Fish and Game experts say the pike, a popular Midwest fighting fish, would devastate California’s trout population if allowed to get into the river system. Authorities aren’t sure how the pike got into Lake Davis in the first place, but one theory is that they were deliberately introduced by anglers who prize the pike’s fighting qualities. Another is that the pike were first introduced into nearby Frenchman’s Lake, then made their way into Lake Davis.

In 1997, authorities poisoned Lake Davis with rotenone, which removes oxygen from the water, in an attempt to kill the pike. The effort outraged local residents, partly because the lake was a drinking water source for nearby Portola, and partly because closing the lake crippled the local economy. In 1998, the state approved a nearly $10 million settlement to help the local economy, an amount that was dismissed as adequate by local business interests, who complained that it was too little, too late.

But the following year, the pike somehow came back to Lake Davis.
The state operations have been a political flash point at the lake and in nearby Portola, where many local residents complained that the state had devastated the local economy, which depends heavily on the lake.
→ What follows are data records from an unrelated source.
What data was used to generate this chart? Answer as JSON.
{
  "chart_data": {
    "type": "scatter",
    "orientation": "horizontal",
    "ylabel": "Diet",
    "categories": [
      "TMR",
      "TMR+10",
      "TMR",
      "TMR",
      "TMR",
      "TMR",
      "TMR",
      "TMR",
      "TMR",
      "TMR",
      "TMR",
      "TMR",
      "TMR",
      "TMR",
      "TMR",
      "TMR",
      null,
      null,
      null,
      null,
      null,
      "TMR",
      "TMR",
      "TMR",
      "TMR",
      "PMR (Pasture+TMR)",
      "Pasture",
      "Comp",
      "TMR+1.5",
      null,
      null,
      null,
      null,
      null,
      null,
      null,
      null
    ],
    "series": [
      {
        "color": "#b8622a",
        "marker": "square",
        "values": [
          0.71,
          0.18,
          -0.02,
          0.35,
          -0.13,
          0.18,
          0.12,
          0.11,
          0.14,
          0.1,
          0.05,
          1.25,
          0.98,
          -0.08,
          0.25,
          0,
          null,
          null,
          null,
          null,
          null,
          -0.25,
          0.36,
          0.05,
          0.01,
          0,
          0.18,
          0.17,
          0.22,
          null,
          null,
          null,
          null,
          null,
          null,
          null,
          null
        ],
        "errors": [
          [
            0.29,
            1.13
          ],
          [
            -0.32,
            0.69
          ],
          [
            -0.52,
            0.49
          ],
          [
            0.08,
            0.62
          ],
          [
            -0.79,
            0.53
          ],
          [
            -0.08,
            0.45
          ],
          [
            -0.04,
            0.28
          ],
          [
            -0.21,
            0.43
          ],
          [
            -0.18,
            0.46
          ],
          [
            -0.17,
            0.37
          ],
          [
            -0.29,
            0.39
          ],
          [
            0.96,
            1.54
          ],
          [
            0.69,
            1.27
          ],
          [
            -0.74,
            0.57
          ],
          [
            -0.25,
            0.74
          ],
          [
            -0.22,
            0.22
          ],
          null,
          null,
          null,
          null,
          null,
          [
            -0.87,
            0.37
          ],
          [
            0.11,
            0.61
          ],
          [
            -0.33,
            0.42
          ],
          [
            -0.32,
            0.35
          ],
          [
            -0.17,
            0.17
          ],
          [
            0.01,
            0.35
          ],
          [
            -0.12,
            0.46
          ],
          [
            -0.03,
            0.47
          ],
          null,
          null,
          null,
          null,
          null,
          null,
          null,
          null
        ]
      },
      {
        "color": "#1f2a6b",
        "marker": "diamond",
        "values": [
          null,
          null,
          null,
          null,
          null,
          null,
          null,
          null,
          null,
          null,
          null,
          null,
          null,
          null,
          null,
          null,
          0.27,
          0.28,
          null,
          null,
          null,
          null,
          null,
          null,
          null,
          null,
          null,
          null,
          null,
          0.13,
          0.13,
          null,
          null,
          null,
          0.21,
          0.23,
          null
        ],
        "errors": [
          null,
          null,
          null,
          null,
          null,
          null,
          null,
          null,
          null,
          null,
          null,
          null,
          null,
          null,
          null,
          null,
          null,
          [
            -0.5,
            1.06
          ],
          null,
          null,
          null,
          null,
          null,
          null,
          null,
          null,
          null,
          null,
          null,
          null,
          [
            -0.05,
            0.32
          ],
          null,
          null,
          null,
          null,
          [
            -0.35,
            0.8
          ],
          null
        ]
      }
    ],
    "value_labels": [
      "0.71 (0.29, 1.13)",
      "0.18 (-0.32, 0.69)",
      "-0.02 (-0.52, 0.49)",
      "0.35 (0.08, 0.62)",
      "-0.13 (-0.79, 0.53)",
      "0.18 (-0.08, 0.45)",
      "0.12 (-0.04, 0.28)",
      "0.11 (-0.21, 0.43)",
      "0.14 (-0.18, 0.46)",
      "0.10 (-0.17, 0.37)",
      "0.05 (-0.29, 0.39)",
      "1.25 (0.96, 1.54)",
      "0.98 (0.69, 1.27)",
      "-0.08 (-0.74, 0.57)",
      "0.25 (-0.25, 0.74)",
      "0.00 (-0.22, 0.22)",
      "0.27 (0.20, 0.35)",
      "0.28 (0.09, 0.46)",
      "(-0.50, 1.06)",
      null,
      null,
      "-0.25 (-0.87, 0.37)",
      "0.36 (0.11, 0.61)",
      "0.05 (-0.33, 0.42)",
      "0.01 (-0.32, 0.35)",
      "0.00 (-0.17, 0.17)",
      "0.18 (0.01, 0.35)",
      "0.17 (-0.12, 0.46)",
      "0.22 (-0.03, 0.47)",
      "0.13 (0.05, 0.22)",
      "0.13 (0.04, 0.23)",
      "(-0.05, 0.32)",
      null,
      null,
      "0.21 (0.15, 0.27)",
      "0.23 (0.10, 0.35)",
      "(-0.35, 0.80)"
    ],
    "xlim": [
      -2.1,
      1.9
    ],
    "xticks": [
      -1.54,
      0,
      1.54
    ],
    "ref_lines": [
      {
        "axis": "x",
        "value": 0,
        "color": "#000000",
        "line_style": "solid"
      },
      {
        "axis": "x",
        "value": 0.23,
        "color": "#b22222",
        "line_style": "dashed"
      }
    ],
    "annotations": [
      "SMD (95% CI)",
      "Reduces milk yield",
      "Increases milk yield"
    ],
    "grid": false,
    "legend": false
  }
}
Fishing guides, bait shops, retailers and motel owners, among others, said the state’s actions forced a huge drop in business and group called Committee to Save Lake Davis was formed to challenge the state. Environmentalists complained, too, contending that the long-term impacts of rotenone were uncertain. Many Portola residents were angered that the anti-pike operation targeted the city’s principal drinking-water supply.

During the 1997 treatment, Lake Davis captured international attention. There were also arrests: Seven people were taken into custody as Fish and Game agents in two-dozen boats scattered across the seven-mile-long lake to distribute the rotenone, some 16,000 gallons of liquid and 60,000 pounds of powder. Four people in wet suits and on inner tubes were arrested when they chained themselves to a buouy, while the other three were arrested for moving the shore markers used by the boats for the operation.
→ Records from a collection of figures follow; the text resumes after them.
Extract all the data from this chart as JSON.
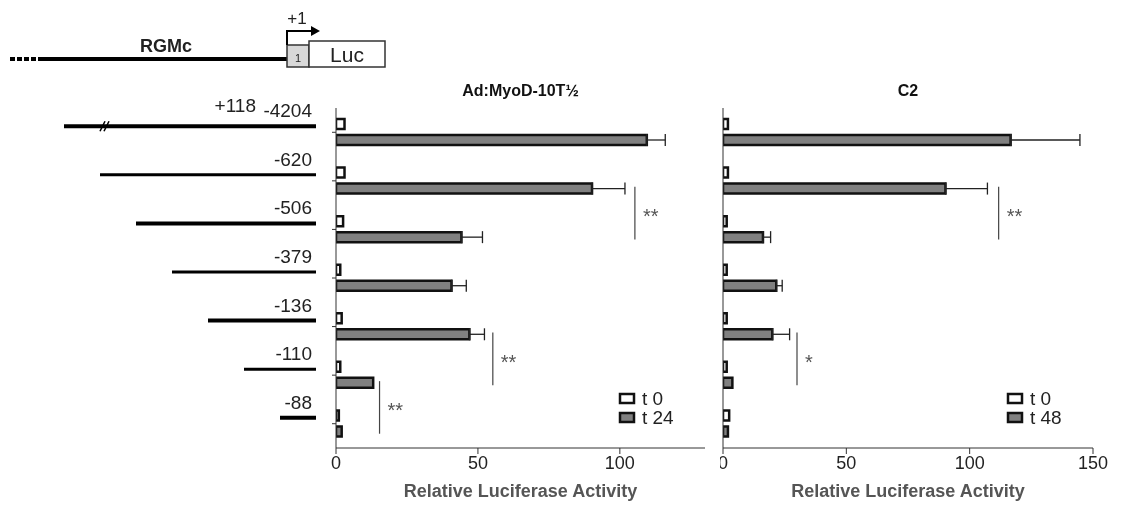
{
  "chart_data": [
    {
      "type": "bar",
      "orientation": "horizontal",
      "title": "Ad:MyoD-10T½",
      "xlabel": "Relative Luciferase Activity",
      "categories": [
        "-4204",
        "-620",
        "-506",
        "-379",
        "-136",
        "-110",
        "-88"
      ],
      "series": [
        {
          "name": "t 0",
          "color": "#ffffff",
          "values": [
            3,
            3,
            2.5,
            1.5,
            2,
            1.5,
            1
          ]
        },
        {
          "name": "t 24",
          "color": "#808080",
          "values": [
            109.5,
            90.2,
            44.2,
            40.7,
            47,
            13.1,
            2
          ],
          "errors": [
            [
              109.5,
              116
            ],
            [
              90.2,
              101.8
            ],
            [
              44.2,
              51.6
            ],
            [
              40.7,
              45.9
            ],
            [
              47,
              52.3
            ],
            null,
            null
          ]
        }
      ],
      "xlim": [
        0,
        130
      ],
      "xticks": [
        0,
        50,
        100
      ],
      "grid": false,
      "legend": "bottom right",
      "annotations": [
        "RGMc",
        "+1",
        "1",
        "Luc",
        "+118",
        "**",
        "**",
        "**"
      ]
    },
    {
      "type": "bar",
      "orientation": "horizontal",
      "title": "C2",
      "xlabel": "Relative Luciferase Activity",
      "categories": [
        null,
        null,
        null,
        null,
        null,
        null,
        null
      ],
      "tick_labels": "x",
      "series": [
        {
          "name": "t 0",
          "color": "#ffffff",
          "values": [
            2,
            2,
            1.5,
            1.5,
            1.5,
            1.5,
            2.5
          ]
        },
        {
          "name": "t 48",
          "color": "#808080",
          "values": [
            116.6,
            90.2,
            16.2,
            21.6,
            20,
            3.8,
            2
          ],
          "errors": [
            [
              116.6,
              144.7
            ],
            [
              90.2,
              107.2
            ],
            [
              16.2,
              19.3
            ],
            [
              21.6,
              24
            ],
            [
              20,
              27
            ],
            null,
            null
          ]
        }
      ],
      "xlim": [
        0,
        150
      ],
      "xticks": [
        0,
        50,
        100,
        150
      ],
      "grid": false,
      "legend": "bottom right",
      "annotations": [
        "**",
        "*"
      ]
    }
  ]
}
Now a new effort began this week, for more extensive than the other two. Using satellite-generated data as a guide, state authorities this week began treating the streams and tributaries that feed Lake Davis, a scenic Sierra lake north of Portola about 140 miles northeast of Sacramento. State Fish and Game Department authorities crafted a grid map of the lake and its feeder streams, and they intend to gradually treat the streams with rotenone as they move toward Lake Davis. In the finale of the operation, the lake is scheduled to be treated over two days with rotenone–a chemical that removes oxygen from the water–beginning Sept. 25.

Opponents note that rotenone contains the chemical TCE, a known carcinogen, but authorities say the amount of TCE that actually enters the water is diluted to less than 0.5 parts per billion–about a tenth of the amount legally allowed in a municipal water supply.

The rotenone, which turns the water an eerie green, lasts about 48 hours, and then the water returns to its natural color. It kills not only the pike, but the other fish in the lake. After the treatment, state officials must collect the dead fish, then restock the lake with trout. After the 1997 treatment, the state put 750,000 trout back into the lake.

State authorities hope the latest operation will be less controversial–and thus far, that has been the case. There are several reasons. First, the Committee to Save Lake Davis appears to be less active than earlier. Second, the lake is no longer is the source of drinking-water for about 20,000 people in Portola and its environs. Third, the state has quietly prepared for the operation, and while there has been some media attention, it is less pervasive than before.
“It’s sort of under everybody’s radar,” one state official said.